Header image from KETV7. This story was originally published in December of 2016.
Police are crediting Northern California Uber driver Keith Avila for helping rescue a teenage girl out of sex trafficking not long ago—a girl he gave a ride to in his car, along with her two suspected female pimps, according to a report by ABC7.
“They started like talking, like saying everything that was going on. Like what they’re doing, child sex trafficking,” Avila said.
Avila says he had just picked up the two women and a 16-year-old girl and brought them to the Holiday Inn, where the two women allegedly pimped the girl out to a man for sex. Minutes after dropping them off at the hotel, he called the police to alert them of what was going on.
“Police arrived fast. They don’t play. They do not play. Not when you’re doing child sex trafficking,” he said.
Police arrested the two women, Destiny Pettway and Maria Westly, for various charges relating to pimping and pandering.

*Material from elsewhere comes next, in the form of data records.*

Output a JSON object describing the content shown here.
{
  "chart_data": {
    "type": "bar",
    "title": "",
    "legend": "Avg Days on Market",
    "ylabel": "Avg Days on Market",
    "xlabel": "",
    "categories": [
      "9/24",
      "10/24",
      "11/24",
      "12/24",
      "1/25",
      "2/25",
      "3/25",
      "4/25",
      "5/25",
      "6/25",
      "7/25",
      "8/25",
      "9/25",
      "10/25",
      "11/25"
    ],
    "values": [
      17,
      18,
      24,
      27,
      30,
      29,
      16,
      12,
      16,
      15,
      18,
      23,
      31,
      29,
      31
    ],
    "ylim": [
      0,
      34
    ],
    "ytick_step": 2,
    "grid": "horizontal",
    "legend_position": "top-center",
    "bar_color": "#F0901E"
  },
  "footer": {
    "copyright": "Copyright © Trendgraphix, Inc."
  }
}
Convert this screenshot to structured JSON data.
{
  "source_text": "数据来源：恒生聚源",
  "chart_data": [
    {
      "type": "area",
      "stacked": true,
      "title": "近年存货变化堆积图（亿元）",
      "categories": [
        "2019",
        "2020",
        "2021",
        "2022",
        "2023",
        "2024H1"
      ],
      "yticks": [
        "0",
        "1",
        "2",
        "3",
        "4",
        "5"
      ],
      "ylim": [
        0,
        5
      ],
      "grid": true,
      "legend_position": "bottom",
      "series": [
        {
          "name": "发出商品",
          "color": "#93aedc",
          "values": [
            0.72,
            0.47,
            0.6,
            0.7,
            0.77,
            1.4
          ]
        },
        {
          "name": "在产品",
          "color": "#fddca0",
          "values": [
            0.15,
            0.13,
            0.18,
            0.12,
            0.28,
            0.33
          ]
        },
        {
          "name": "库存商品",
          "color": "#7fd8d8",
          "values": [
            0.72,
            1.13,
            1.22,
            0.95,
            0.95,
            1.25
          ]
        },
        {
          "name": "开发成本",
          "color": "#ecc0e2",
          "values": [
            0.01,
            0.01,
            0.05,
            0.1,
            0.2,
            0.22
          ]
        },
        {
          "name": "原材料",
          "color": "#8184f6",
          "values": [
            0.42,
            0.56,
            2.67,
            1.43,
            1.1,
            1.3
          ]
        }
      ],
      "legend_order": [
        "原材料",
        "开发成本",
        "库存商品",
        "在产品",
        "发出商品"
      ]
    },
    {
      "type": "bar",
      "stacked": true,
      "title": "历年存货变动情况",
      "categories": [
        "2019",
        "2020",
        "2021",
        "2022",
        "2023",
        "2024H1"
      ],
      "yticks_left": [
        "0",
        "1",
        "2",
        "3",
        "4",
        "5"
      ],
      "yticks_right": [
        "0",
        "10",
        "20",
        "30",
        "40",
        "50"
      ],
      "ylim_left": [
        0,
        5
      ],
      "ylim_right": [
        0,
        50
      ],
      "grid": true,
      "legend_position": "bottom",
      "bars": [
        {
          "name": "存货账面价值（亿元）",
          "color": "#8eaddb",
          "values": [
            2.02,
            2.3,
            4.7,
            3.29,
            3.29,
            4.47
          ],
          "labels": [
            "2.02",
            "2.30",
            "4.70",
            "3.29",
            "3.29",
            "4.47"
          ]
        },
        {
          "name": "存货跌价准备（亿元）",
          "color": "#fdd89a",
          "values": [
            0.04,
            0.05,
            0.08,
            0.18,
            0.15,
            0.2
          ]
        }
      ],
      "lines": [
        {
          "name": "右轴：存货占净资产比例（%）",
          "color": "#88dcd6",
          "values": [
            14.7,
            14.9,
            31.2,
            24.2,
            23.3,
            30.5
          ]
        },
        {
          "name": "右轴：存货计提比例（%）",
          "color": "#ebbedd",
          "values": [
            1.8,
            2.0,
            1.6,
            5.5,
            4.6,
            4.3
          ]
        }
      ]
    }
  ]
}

KTXL reports that the man who was purchasing the teenage girl, identified as Disney Vang, was arrested for sex with a minor.
When asked if he was afraid and why he made it a point to alert the authorities, Avila answered simply:
“I can’t just drive away. I’m mean, of course not. That’s not even an option. Honestly, I didn’t think about it. They said what they said, and it’s one of those things that you just do.”
Avila says it was the conversation between the adult women and the girl who tipped him off to the suspected crime that was about to go down.
“‘You’re gonna hug them, you’re gonna pat them down, make sure they don’t have no weapons. You ask him, ‘Do you have any weapons?’ And then ask for the donations. Say ‘Do you have my donation?’ Get the donation first. And then before you go in and do anything, get the donation first.'”
And all the while, Avila says the victim was obviously just a kid.
“I looked at her in the eyes. She had this face of innocence, and like insecure,” he said.
Police are grateful to Avila for getting involved and making a difference.
“He could’ve said nothing. Went on his way, collected his fare. And then that 16-year-old victim could’ve been victimized again by who knows how many different people over the next couple of days, weeks, months,” Elk Grove police Officer Chris Trim said.
Why this matters
One man saved someone’s life just by listening and being observant, and not being afraid to call the police. We could all learn from his example and be aware of our surroundings—knowledge and awareness are the first steps to combatting this global issue.
The fact is, sexual exploitation, sex trafficking, and porn are more closely linked than society would believe, and it’s time we spread the facts. The truth is that sex trafficking is an existing global issue made worse by pornography. Any form of sexual exploitation only fuels the demand for the sex trade as a whole.
We live in a world that needs to see concrete numbers to legitimize an issue. Unfortunately, since sex trafficking and sexual exploitation are underground businesses, those numbers are hard to come by. But a lot of what we do know about the current state of the industry comes from survivors, and they have a lot to say about how porn was largely connected to or included in their trafficking or exploitation. Here are just a few broad stats:
– By some estimates, 4.5 million people are trapped or forced into sexual exploitation globally. (International Labor Organization)
– Sex trafficking is big business—it generates $99 billion annually, just from commercial sexual exploitation alone. (International Labor Organization)
– In one survey, 63% of underage sex trafficking victims said they had been advertised or sold online. (Thorn)
Research shows that men who go to prostitutes are twice as likely to have watched a porn film in the last year compared to the general population. It’s also not surprising that when these customers show up, many come ready with porn images in hand to show the women they’re exploiting what they want to do.
And they’re not the only ones using porn as an illustration. “Pimps and traffickers use pornography to initiate their … victims into their new life of sexual slavery,” says Dr. Janice Shaw Crouse, a former UN representative and a senior fellow at the Beverley LaHaye Institute. Through exposure to porn, these victims “get hardened to accept the inevitable and learn what is expected of them.”
Also, in a study done in 2007 of 854 women across nine countries who were sexually exploited, 49% said that porn had been made of them while they were in being sold for sex, and 47% said they had been harmed by men who had either forced or tried to force their victims to do things the men had seen in porn.
We fight to bring awareness to the fact that porn isn’t harmless entertainment, and the porn industry wouldn’t be what it is today without sex trafficking and sexual exploitation.
Porn is commonly made of victims of sex trafficking and put online or sold to distributors. These sex slaves are forced, coerced, and abused into doing porn. For porn consumers at home, there is truly no way to know the dark origins of where the porn comes from or whether what they’re consuming was made consensually. Stopping the demand starts with us.